Metabolic disturbances are common in patients with chronic kidney disease (CKD). A longitudinal study is being conducted in Fortaleza, Brazil, to evaluate nutritional status and dietary habits among CKD patients in conservative treatment. The study began in May 2015 and, during the initial evaluation, a complete anthropometric assessment was completed and dietary habits were recorded through a 24-hour food recalling. Patients were re-evaluated every 3 months. A total of 93 patients were included, the majority of whom were female (54.8%), and their mean age was 67±14 years, which points to an ageing population with CKD. The majority of patients had Stage III CKD (51%). According to BMI, the majority of patients (53.8%) had excess weight and, according to waist circumference, 81.7% had high cardiometabolic risk. Most of the studied patients had low socio-economic status, which limits access to a proper diet and regular exercise. This resulted in the participants being overweight. A recent study with elderly women concluded that nearly 50% of the cohort were classified as overweight, and 36% were classified as obese. Increased central fat distribution was found in 91.7%. Participants with CKD were older and had higher prevalence of either diabetes or hypertension.1
Our study provided evidence that abdominal obesity is an important predictor of CKD, as suggested in previous studies.2 Associations between BMI and CKD were found in a study in the UK, which provided evidence that being overweight increases the risk of advanced CKD, that being obese further increases such risk, and that this remains true for those with and without diabetes, hypertension, or cardiovascular disease.3 In our study, mean daily energy intake was 1,312±504 kcal. Evaluation of macronutrient intake evidenced mean daily consumption of carbohydrate at 51±5.5%, lipid consumption at 28±14%, and protein intake at 43±14 g/day. Mean daily fibre intake was 13.2±8.5 g/day.

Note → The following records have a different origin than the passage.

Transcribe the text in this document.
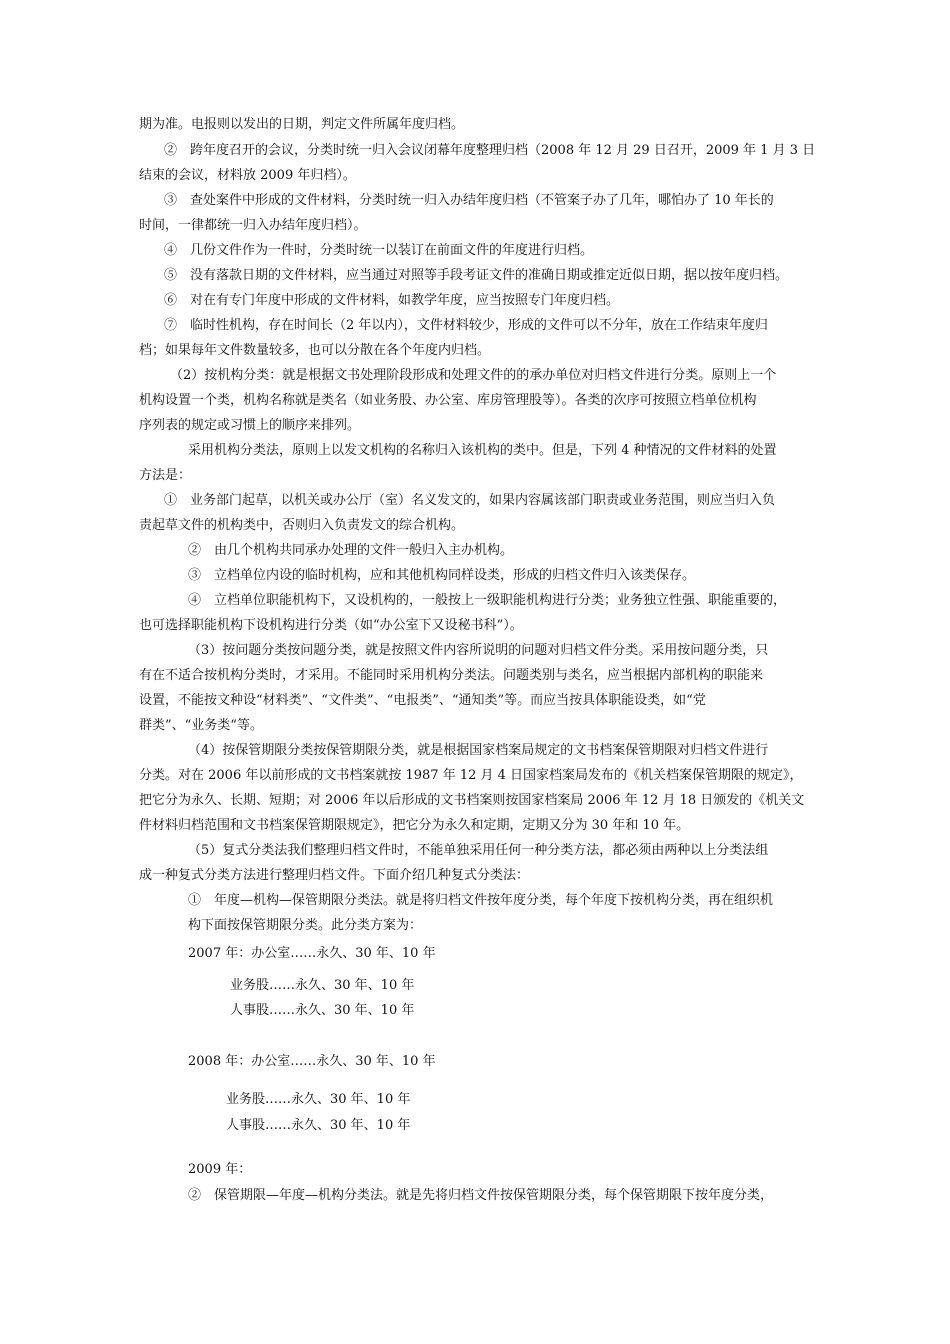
期为准。电报则以发出的日期，判定文件所属年度归档。
②　跨年度召开的会议，分类时统一归入会议闭幕年度整理归档（2008 年 12 月 29 日召开，2009 年 1 月 3 日
结束的会议，材料放 2009 年归档）。
③　查处案件中形成的文件材料，分类时统一归入办结年度归档（不管案子办了几年，哪怕办了 10 年长的
时间，一律都统一归入办结年度归档）。
④　几份文件作为一件时，分类时统一以装订在前面文件的年度进行归档。
⑤　没有落款日期的文件材料，应当通过对照等手段考证文件的准确日期或推定近似日期，据以按年度归档。
⑥　对在有专门年度中形成的文件材料，如教学年度，应当按照专门年度归档。
⑦　临时性机构，存在时间长（2 年以内），文件材料较少，形成的文件可以不分年，放在工作结束年度归
档；如果每年文件数量较多，也可以分散在各个年度内归档。
（2）按机构分类：就是根据文书处理阶段形成和处理文件的的承办单位对归档文件进行分类。原则上一个
机构设置一个类，机构名称就是类名（如业务股、办公室、库房管理股等）。各类的次序可按照立档单位机构
序列表的规定或习惯上的顺序来排列。
采用机构分类法，原则上以发文机构的名称归入该机构的类中。但是，下列 4 种情况的文件材料的处置
方法是：
①　业务部门起草，以机关或办公厅（室）名义发文的，如果内容属该部门职责或业务范围，则应当归入负
责起草文件的机构类中，否则归入负责发文的综合机构。
②　由几个机构共同承办处理的文件一般归入主办机构。
③　立档单位内设的临时机构，应和其他机构同样设类，形成的归档文件归入该类保存。
④　立档单位职能机构下，又设机构的，一般按上一级职能机构进行分类；业务独立性强、职能重要的，
也可选择职能机构下设机构进行分类（如“办公室下又设秘书科”）。
（3）按问题分类按问题分类，就是按照文件内容所说明的问题对归档文件分类。采用按问题分类，只
有在不适合按机构分类时，才采用。不能同时采用机构分类法。问题类别与类名，应当根据内部机构的职能来
设置，不能按文种设“材料类”、“文件类”、“电报类”、“通知类”等。而应当按具体职能设类，如“党
群类”、“业务类“等。
（4）按保管期限分类按保管期限分类，就是根据国家档案局规定的文书档案保管期限对归档文件进行
分类。对在 2006 年以前形成的文书档案就按 1987 年 12 月 4 日国家档案局发布的《机关档案保管期限的规定》，
把它分为永久、长期、短期；对 2006 年以后形成的文书档案则按国家档案局 2006 年 12 月 18 日颁发的《机关文
件材料归档范围和文书档案保管期限规定》，把它分为永久和定期，定期又分为 30 年和 10 年。
（5）复式分类法我们整理归档文件时，不能单独采用任何一种分类方法，都必须由两种以上分类法组
成一种复式分类方法进行整理归档文件。下面介绍几种复式分类法：
①　年度—机构—保管期限分类法。就是将归档文件按年度分类，每个年度下按机构分类，再在组织机
构下面按保管期限分类。此分类方案为：
2007 年：办公室……永久、30 年、10 年
业务股……永久、30 年、10 年
人事股……永久、30 年、10 年
2008 年：办公室……永久、30 年、10 年
业务股……永久、30 年、10 年
人事股……永久、30 年、10 年
2009 年：
②　保管期限—年度—机构分类法。就是先将归档文件按保管期限分类，每个保管期限下按年度分类，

According to a study that analysed the macronutrients and energy prescribed to CKD patients on conservative treatment, the diets analysed had, on average, 1,393 kcal less than the value contained in the diet manual used by the hospital nutrition service.4 The diets studied were always inadequate, with respect to the nutrients evaluated, and carried an insufficient amount of energy. CKD patients in conservative treatment present nutritional risk, as they have excess weight, high cardiometabolic risk, and a diet with a high amount of carbohydrates and lipids and low amounts of fibre. Nutritional intervention is very important to this group of patients, and dietary modifications could have a positive impact on slowing CKD progression. Further results of this longitudinal study will be available soon and may highlight novel aspects of nutrition in CKD.